Огромное здание было непривычно пустынно. Только в кабинете директора Павел Васильевич с заведующим учебной частью и учителем географии обсуждали заключительную часть отчётного годового доклада, который они составляли для отправки в районный отдел народного образования, да на третьем этаже гулко раздавались весёлые голоса маляров и штукатуров: начинался летний ремонт.

— А-а-а, хрустальный купол небес! — шутливо приветствовал Вольку директор. — Выздоровел?

— Выздоровел, Павел Васильевич. Я совсем здоров.

— Ну вот и отлично! Подготовился?

— Подготовился, Павел Васильевич.

— Ну что ж, давай, в таком случае, потолкуем.
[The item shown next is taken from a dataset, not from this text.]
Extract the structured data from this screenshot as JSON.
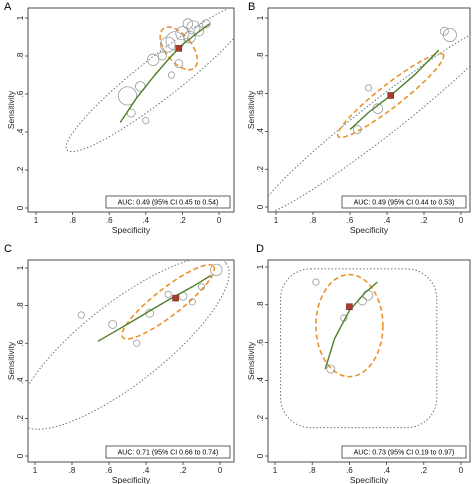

Они толковали по всему курсу географии за шестой класс. Если бы Волька догадался засечь время, он убедился бы с удивлением, что беседа продолжалась почти двадцать минут. Но он не имел времени смотреть на часы. Ему казалось, что директор недостаточно подробно его спрашивает, ему хотелось на каждый вопрос отвечать пять, десять минут. Он испытывал томительное, и в то же время блаженное чувство ученика, который знает предмет назубок и больше всего боится, как бы это не осталось не замеченным теми, кто его экзаменует. По лицу Павла Васильевича он давно уже видел, что тот доволен его ответами, и всё же, когда Павел Васильевич наконец сказал: «Молодец! Теперь видно, что тебя не зря учили», Волька почувствовал, как по его телу пробежал приятный холодок, а его веснушчатая физиономия, помимо его желания, расплылась в такую широкую улыбку, что и директор, и завуч, и учительница географии тоже заулыбались.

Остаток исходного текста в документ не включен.